Physician Associates (PA) are medically trained healthcare professionals who work alongside doctors and provide medical care as an integral part of the multi-disciplinary team. PA’s are dependent practitioners working with a dedicated medical supervisor, but are also able to work autonomously with the appropriate support.
The Physician Associate role complements that of a GP. This role increases access to quality care for patients and provides support to the healthcare teams by helping to reduce workload and adding to the skill mix.
Physician Associates are able to offer continuity and stability for patients, practice and team – PA support also provides cover so GPs may attend training, clinics and other commitments.
Physician Associates will have completed a bio-science related first degree to get onto one of the training programmes available.
Alternatively, registered healthcare professionals such as a nurse, allied health care professional or a midwife can also apply to become a Physician Associate.
A Greater Manchester practice employs 2 PAs to work across their group of practices. Below is a day in the life of one of those PAs.

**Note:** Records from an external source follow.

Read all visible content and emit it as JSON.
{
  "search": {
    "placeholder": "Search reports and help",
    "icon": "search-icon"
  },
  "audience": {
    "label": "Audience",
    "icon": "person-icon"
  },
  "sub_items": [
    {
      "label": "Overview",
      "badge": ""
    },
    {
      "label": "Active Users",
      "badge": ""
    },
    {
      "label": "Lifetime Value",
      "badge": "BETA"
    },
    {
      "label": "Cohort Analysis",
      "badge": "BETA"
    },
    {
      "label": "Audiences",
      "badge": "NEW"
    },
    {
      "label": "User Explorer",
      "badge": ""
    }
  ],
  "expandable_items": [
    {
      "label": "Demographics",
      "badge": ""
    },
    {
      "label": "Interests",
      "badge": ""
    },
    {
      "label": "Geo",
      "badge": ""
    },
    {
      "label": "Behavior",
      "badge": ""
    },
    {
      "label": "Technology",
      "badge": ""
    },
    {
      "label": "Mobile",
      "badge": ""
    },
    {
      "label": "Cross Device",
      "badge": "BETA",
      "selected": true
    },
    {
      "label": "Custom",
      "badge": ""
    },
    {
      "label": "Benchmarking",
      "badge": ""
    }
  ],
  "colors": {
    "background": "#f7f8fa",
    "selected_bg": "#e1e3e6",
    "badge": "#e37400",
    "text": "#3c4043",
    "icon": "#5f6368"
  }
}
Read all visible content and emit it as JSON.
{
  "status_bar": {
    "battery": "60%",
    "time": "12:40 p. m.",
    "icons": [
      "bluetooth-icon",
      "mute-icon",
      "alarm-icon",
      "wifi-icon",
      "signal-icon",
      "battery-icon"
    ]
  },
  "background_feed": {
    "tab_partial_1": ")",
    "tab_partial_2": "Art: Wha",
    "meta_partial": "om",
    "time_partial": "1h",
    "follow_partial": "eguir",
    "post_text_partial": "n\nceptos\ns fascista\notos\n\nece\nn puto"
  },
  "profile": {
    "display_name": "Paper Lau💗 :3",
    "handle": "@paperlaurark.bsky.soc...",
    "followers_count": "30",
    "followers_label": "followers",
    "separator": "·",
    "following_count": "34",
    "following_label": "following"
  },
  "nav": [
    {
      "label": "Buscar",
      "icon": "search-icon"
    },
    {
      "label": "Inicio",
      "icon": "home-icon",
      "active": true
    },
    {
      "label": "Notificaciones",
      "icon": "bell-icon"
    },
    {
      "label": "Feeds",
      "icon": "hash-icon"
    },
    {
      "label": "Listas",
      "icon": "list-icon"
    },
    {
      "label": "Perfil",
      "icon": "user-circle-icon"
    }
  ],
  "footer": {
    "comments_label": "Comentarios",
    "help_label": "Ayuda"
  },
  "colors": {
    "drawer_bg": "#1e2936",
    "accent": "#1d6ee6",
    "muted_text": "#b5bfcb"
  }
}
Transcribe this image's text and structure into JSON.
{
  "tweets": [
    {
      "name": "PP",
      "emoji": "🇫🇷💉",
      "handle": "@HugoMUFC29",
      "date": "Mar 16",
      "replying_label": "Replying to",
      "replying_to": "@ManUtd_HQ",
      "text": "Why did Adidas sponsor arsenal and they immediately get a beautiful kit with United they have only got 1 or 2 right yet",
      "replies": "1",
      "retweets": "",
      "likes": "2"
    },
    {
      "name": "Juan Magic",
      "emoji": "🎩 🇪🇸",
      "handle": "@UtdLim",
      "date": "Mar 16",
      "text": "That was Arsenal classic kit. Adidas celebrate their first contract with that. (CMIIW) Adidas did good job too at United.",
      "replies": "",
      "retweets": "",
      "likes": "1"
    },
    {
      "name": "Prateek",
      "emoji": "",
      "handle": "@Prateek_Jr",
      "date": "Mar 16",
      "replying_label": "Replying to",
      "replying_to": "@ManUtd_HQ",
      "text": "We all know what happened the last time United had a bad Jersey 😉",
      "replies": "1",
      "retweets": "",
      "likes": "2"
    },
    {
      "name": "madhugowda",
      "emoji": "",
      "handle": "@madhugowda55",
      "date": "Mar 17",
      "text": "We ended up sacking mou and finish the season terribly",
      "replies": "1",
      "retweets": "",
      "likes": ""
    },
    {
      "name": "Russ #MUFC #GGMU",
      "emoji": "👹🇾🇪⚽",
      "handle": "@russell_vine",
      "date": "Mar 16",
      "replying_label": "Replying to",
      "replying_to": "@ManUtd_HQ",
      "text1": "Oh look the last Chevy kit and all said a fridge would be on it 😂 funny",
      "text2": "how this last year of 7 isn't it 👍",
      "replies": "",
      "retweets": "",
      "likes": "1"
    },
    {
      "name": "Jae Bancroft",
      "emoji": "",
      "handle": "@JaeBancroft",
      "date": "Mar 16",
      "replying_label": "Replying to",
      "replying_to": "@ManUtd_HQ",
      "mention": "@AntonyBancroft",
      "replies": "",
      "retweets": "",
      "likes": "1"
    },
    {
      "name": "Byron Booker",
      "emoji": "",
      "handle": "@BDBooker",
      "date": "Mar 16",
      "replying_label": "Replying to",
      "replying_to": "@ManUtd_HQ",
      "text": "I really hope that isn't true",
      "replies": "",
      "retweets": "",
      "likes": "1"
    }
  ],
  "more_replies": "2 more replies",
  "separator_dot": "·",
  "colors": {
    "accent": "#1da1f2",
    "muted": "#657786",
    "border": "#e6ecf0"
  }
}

“I assist with duty doctor support, ‘cherry picking’ cases that are within my clinical expertise, easing pressure from the GP to focus on more specialised, complex primary care cases. I independently look after selected nursing and residential homes. Typically, I will spend a few hours in the morning or afternoon seeing any residents that request to see a GP. I will then present the residents back to the GP. This will enable the GP to see a handful of residents that need an urgent assessment and anything routine can be dealt with by myself. I also assist with any home visits, telephone triage and phlebotomy, ECG’s etc if required”.
The Physician Associate can be trained to fulfill the needs of the Primary Care service.